Furthermore, the main clinical signs and symptoms among patients in this study were dyspnea, nonproductive cough, fever, and abnormal auscultation sound, which are common among patients with pneumocystis, as reported in similar studies (19–23).

The sex distribution of P. jirovecii colonization varies in several reports. The female: male ratio of P. jirovecii was 3.3:1 in Togashi et al. (29) report. Also, in a study conducted by Izadi et al. the frequency of P. jirovecii colonization among males was 2.5 rather than females (30). Our results showed that the frequency of PJP among males was 3 (M: F, 6:2) greater than females.

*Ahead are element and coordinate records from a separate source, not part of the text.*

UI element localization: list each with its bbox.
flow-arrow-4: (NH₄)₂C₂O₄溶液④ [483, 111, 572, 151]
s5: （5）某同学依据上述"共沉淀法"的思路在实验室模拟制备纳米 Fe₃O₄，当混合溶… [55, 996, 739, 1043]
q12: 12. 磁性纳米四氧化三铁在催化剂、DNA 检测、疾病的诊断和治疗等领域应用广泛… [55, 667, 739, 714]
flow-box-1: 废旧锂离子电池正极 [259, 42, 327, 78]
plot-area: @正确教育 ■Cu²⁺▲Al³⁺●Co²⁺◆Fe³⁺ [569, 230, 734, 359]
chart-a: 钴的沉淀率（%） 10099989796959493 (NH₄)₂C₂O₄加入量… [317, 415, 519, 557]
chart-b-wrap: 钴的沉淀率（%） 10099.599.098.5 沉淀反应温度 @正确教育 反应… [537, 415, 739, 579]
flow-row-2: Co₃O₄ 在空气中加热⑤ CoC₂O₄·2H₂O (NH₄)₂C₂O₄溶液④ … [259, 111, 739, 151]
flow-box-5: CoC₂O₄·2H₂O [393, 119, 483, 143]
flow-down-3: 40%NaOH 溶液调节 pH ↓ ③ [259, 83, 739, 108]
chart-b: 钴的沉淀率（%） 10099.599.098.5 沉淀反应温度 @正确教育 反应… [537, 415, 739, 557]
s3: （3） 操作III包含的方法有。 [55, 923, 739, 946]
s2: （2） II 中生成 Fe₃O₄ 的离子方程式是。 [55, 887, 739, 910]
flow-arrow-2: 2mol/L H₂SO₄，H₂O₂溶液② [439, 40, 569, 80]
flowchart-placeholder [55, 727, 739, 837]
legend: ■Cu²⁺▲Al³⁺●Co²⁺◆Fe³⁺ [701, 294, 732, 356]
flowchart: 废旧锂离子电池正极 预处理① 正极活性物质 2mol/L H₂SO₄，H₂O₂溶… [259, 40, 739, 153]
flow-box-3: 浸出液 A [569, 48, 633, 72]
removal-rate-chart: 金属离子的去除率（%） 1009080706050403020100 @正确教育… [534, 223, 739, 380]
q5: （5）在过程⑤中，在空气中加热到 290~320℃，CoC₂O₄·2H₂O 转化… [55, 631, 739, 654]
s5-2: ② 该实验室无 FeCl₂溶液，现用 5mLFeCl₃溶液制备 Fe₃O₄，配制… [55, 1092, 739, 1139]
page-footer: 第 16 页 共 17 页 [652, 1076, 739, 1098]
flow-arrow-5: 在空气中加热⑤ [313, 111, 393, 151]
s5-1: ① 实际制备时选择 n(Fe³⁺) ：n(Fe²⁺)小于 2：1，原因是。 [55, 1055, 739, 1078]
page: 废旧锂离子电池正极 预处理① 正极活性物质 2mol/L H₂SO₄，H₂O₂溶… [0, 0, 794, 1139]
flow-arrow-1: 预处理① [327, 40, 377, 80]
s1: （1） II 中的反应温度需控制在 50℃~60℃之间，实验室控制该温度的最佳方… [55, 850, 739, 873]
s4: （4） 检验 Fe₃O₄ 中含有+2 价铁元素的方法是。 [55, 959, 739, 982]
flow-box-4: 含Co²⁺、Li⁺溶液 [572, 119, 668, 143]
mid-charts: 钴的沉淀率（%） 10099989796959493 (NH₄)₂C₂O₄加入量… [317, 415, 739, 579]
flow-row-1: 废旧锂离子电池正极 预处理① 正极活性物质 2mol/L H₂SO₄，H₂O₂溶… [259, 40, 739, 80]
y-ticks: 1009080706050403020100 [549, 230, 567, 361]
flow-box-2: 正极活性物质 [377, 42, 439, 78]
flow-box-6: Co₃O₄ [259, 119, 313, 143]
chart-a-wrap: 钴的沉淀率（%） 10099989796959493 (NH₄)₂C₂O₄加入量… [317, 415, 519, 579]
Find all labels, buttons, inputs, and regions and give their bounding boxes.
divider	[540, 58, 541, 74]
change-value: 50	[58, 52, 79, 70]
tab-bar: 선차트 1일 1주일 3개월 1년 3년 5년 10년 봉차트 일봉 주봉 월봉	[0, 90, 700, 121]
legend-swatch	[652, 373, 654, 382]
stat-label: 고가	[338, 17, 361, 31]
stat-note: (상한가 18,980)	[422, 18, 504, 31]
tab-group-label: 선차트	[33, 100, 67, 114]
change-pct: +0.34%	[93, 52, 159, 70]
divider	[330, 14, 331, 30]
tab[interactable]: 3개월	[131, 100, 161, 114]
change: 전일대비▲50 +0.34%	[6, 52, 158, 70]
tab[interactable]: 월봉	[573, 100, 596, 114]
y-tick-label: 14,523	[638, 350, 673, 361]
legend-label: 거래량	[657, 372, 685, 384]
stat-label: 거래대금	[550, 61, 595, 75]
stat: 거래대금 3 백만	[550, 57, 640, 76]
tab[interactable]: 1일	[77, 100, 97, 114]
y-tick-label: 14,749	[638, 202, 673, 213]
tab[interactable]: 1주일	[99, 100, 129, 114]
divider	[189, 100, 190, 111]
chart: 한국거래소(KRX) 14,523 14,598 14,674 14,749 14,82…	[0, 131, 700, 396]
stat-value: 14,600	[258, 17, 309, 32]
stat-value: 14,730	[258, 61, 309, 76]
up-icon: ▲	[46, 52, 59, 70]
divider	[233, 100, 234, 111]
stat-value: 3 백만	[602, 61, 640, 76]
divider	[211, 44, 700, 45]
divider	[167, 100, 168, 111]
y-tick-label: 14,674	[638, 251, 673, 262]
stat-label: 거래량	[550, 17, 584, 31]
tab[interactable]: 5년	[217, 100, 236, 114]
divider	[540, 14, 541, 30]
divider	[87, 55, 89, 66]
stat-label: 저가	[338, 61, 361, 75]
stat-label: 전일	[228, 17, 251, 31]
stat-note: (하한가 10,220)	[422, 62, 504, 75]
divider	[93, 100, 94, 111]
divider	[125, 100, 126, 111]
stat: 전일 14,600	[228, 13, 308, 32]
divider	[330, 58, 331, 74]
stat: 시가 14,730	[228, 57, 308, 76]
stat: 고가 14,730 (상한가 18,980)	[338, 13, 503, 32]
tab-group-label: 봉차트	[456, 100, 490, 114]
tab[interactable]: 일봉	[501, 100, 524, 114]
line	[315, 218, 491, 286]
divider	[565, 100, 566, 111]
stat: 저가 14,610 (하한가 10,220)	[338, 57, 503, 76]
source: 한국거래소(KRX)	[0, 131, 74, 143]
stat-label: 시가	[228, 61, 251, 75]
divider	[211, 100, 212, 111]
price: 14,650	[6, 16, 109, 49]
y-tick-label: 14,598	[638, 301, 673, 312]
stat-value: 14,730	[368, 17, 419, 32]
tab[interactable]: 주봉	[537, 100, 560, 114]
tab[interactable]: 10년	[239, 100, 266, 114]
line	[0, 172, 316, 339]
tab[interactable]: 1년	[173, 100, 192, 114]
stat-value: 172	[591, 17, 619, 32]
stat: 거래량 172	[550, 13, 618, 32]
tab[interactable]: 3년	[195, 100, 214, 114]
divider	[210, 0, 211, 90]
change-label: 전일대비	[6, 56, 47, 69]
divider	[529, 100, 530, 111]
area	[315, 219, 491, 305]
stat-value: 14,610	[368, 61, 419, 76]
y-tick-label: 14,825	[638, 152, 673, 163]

PCR-based diagnosis of Pneumocystis in respiratory specimens is a valuable tool for screening this organism. Single-step PCR cannot precisely detect the infectious agent in some cases, especially in low template DNA conditions. Therefore, in this study, the more sensitive and reliable nested PCR was used due to its ability to amplify very small quantities of DNA (31). Among 120 BAL samples examined in this study, none of the samples had positive results for P. jiroveci with microscopic tests while using the nested-PCR method 8 samples had positive results. This indicates that the sensitivity of nested PCR is higher than that of conventional methods. The sensitivity of the molecular method has been confirmed by many researchers (32–36).

CONCLUSION

The current study is the first report of the epidemiology of PJP from Guilan, northern Iran. The results showed a frequency of 6.66% for PJP among 3 groups of immunocompromised patients, including AIDS patients, diabetic patients, and patients receiving immunosuppressive therapies. Also, our results showed that the nested-PCR might be a reliable technique for the diagnosis of P. jirovecii. Here we found that the Giemsa and calcofluor white staining were not effective staining methods for the detection of Pneumocystis. Special attention to these patients is essential for preventing nosocomial infections or emerging drug resistance isolates.